A Physiotherapist’s Perspective on YouTube Exercises and Instagram Fitness Advice

exercises

Scroll through Instagram or YouTube for five minutes and you’ll find thousands of workouts promising to fix your pain, build muscle fast, or correct your posture in 7 days. As a physiotherapist, I get asked about these videos almost daily:
“Is this exercise good for my shoulder?”
“I saw this reel that says squats are bad for your knees.”
“This YouTuber fixed their back pain—should I do the same routine?”

Social media fitness content isn’t all bad—but it is incomplete, and sometimes misleading. Let’s break down where online exercise advice can help, where it falls short, and how to use it safely from a physiotherapy lens.

The Good: Why Online Exercise Content Is So Popular

There’s a reason fitness content has exploded online:
● Accessibility – It’s free, quick, and available anytime.
● Motivation – Seeing someone move confidently can inspire action.
● Education – Many creators explain basic movement patterns well.
● Consistency – Following a routine can help people stay active.
From a physio standpoint, movement is usually better than no movement. If social media gets
someone off the couch, that’s a win.

The Problem: Exercises Without Context

The biggest issue isn’t what exercises are shown—it’s who they’re shown to. Most YouTube and Instagram workouts assume:
● You have normal joint mobility
● You have no prior injuries
● You recover normally from load
● You tolerate volume and intensity well

In the clinic, I see the opposite every day. Bodies Are Not Generic

Two people can do the same exercise and have very different outcomes. One feels stronger. The other develops pain. Why?
● Previous injuries
● Work demands
● Training history
● Anatomy and joint structure
● Stress, sleep, and recovery
An exercise that’s good in theory may be wrong for you right now.

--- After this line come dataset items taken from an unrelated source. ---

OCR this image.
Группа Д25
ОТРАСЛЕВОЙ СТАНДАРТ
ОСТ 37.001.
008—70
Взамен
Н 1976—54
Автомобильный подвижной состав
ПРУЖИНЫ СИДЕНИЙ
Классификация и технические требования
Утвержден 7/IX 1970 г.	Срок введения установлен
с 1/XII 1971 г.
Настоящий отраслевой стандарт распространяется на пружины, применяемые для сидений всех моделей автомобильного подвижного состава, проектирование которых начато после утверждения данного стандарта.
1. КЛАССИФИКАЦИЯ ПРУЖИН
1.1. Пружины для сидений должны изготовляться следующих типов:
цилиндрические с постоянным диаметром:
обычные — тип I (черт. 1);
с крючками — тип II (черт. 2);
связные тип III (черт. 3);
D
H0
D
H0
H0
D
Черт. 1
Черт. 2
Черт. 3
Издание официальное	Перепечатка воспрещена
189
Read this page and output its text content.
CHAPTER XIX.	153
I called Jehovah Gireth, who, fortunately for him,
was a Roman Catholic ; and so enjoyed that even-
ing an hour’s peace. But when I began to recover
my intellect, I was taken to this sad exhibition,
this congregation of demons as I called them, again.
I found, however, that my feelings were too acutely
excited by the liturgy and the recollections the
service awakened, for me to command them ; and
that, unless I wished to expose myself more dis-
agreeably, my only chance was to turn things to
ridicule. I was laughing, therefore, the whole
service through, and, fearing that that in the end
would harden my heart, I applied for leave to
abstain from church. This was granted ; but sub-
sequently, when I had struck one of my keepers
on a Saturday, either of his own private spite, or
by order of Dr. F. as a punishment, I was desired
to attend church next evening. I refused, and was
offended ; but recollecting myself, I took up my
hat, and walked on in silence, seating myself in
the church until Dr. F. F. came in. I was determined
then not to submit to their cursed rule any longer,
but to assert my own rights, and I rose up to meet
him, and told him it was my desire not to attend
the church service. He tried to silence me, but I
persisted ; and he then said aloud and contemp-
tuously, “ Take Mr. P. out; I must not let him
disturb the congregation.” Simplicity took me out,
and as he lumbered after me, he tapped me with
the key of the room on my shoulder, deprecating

“This Exercise Is Bad” — A Red Flag Phrase

Social media loves extremes:
● “Deadlifts will ruin your back”
● “Squats destroy your knees”
● “Never do this stretch”

From a physiotherapy perspective, no exercise is inherently bad. What matters is:
● Load
● Volume
● Technique
● Timing
● Individual capacity

Blaming an exercise instead of poor progression or poor tolerance oversimplifies human
movement.

Pain-Free on Camera ≠ Pain-Free in Real Life

Another limitation of online fitness advice: you only see a highlight reel.
You don’t see:
● The injuries behind the scenes
● The regressions skipped in editing
● The years of training that built tolerance

Just because someone performs an exercise pain-free on camera doesn’t mean it’s appropriate for someone with shoulder pain, disc-related back pain, or post-surgical recovery.

The Algorithm vs. Clinical Reasoning

Social media rewards:
● Simplicity
● Certainty
● Shock value

Healthcare relies on:
● Nuance
● Probabilities
● Individual assessment

A 30-second reel cannot replace a proper movement assessment, strength testing, or a conversation about symptoms.

That’s not a criticism—it’s just reality.

How to Use Online Fitness Content Safely

If you enjoy YouTube workouts or Instagram fitness tips, here’s how to use them more intelligently:

  1. Treat Them as Ideas, Not Prescriptions
    Use videos for inspiration—not diagnosis or rehab.
  2. Respect Symptoms
    Pain during or after exercise is information, not something to push through blindly.
  3. Scale the Intensity
    Reduce range, load, or reps—especially if you’re returning from injury.
  4. Avoid One-Size-Fits-All Claims

Be cautious of content promising universal fixes.

  1. Combine With Professional Guidance
    A physiotherapist can help you:
    ● Modify exercises you see online
    ● Identify why something hurts
    ● Progress safely instead of randomly

When to Be Especially Careful

Online exercise advice is not appropriate as-is if you:
● Have ongoing joint pain
● Are recovering from surgery
● Have neurological symptoms (numbness, tingling, weakness)
● Experience pain that worsens with exercise
In these cases, individualized assessment matters.

The Bottom Line

YouTube and Instagram fitness content isn’t the enemy—but it’s not healthcare. As a physiotherapist, my role isn’t to tell people to stop exercising or avoid social media. It’s to help them:
● Understand their body
● Choose the right exercise at the right time
● Build resilience instead of chasing quick fixes

If an exercise helps you move confidently and pain-free—great. If it doesn’t, that doesn’t mean you’re broken. It means you need a different approach.

Movement is medicine—but dosage, timing, and individual response still matter.